Le spécisme est une idéologie qui place les humains au-dessus des autres animaux. À ce terme s’oppose l’antispécisme, un courant de pensée qui considère que l’espèce à laquelle appartient un animal n’est pas un critère pertinent pour décider de la manière dont on le traite et le considère. Le monde actuel est majoritairement spéciste, comme en témoignent les nombreuses exploitations animales, que ce soit pour les manger, faire des expériences, s’habiller, donner des spectacles, etc.
La pensée antispéciste base ses convictions sur le fait que contrairement aux pierres, à l’eau, ou encore aux plantes, les autres animaux ont, comme les humains, un cerveau et un système nerveux. Ils développent même une personnalité propre à chaque individu, et de nombreuses études démontrent que les animaux sont doués d’intelligence.

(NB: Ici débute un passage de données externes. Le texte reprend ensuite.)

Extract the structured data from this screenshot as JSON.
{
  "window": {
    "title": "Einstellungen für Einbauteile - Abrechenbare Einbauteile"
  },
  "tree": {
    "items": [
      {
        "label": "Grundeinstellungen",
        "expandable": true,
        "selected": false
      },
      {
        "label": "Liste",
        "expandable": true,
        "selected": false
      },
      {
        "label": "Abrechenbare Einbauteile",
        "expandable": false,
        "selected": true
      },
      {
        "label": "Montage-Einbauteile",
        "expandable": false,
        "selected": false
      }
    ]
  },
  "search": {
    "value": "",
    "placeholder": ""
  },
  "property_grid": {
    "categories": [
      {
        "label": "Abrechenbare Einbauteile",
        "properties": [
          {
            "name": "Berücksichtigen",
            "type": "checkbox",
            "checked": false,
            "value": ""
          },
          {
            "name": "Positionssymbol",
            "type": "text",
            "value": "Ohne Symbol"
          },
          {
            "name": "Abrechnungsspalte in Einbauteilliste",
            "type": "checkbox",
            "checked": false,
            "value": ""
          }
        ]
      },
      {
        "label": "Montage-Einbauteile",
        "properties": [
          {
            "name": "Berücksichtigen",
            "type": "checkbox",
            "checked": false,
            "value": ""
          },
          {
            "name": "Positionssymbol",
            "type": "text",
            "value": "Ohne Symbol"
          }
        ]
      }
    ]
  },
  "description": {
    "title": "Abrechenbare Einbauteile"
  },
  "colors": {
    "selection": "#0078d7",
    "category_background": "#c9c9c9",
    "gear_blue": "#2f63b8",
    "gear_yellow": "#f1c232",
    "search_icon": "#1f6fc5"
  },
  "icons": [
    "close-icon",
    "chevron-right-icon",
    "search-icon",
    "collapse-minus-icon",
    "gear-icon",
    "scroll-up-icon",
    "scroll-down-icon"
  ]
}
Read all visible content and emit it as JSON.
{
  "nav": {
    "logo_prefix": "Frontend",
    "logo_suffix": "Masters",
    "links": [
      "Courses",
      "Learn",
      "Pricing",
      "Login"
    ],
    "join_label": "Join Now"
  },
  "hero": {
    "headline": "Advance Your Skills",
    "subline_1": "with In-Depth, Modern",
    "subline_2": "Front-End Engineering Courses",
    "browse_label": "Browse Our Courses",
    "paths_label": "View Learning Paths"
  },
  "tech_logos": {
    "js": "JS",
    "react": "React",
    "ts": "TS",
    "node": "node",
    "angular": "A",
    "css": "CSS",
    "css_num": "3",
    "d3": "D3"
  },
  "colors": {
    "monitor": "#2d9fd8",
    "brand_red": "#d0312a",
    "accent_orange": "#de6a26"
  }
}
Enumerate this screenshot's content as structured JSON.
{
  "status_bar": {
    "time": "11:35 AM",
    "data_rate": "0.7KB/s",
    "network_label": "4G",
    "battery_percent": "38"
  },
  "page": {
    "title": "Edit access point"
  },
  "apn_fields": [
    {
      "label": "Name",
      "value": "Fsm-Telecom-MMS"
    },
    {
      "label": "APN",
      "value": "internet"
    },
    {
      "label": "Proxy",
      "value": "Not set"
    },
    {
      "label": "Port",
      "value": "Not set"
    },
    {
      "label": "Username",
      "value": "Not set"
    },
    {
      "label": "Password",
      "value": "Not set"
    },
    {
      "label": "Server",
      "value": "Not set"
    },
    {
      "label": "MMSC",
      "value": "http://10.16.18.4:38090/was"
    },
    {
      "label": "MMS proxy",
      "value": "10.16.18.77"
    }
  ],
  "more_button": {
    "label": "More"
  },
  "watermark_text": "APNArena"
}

Les chercheurs Zipster, Kaiser et Sachser de l’université de Münster en Allemagne ont étudié les personnalités des cochons d’inde domestiques dans un article de 2013. En menant une expérience sur des cochons d’Inde mâles soumis à des tests expérimentaux, ils ont montré que ces animaux avaient des traits de personnalité, qui ne sont pas seulement corrélés à des comportements de dominant/dominé, et l’agressivité pourrait être un comportement spécifique individuel. Leurs comportements émotionnels sont instables dans le temps, trait qui serait peut-être dû à la domestication. Les auteurs ont cependant constaté que le comportement sexuel de ces animaux est stable selon les individus. De faible, moyenne ou forte libido, chaque individu est unique et son comportement n’est une fois de plus pas corrélé à sa position de dominant/dominé dans le groupe. Ce trait a été étudié chez des cochons d’Inde domestiques isolés, et il est possible que la hiérarchie, et donc l'accessibilité aux femelles dans une colonie, efface ce trait de personnalité.
Dans leur article , les auteurs Carlier et Treich parlent d’économie, et précisent qu’elle ne s’intéresse actuellement qu’au bien-être humain, car les autres animaux sont uniquement considérés comme des “ressources” ; ils proposent des pistes pour inclure les autres animaux dans la recherche, notamment sur leur bien-être et leur sensibilité. Des liens entre science animale et études économiques sont à envisager.
La création d’une journée pour lutter contre la fin du spécisme donne raison à la positivité des deux auteurs : “On peut raisonnablement s'attendre à ce que nos descendants ainsi que les futurs économistes (environnementaux) valorisent plus consciencieusement le bien-être des animaux.”
Carlier, Alexis, and Nicolas Treich. "Directly valuing animal welfare in (environmental) economics." International Review of Environmental and Resource Economics 14.1 (2020): 113-152.
Zipser, Benjamin, Sylvia Kaiser, and Norbert Sachser. "Dimensions of animal personalities in guinea pigs." Ethology 119.11 (2013): 970-982.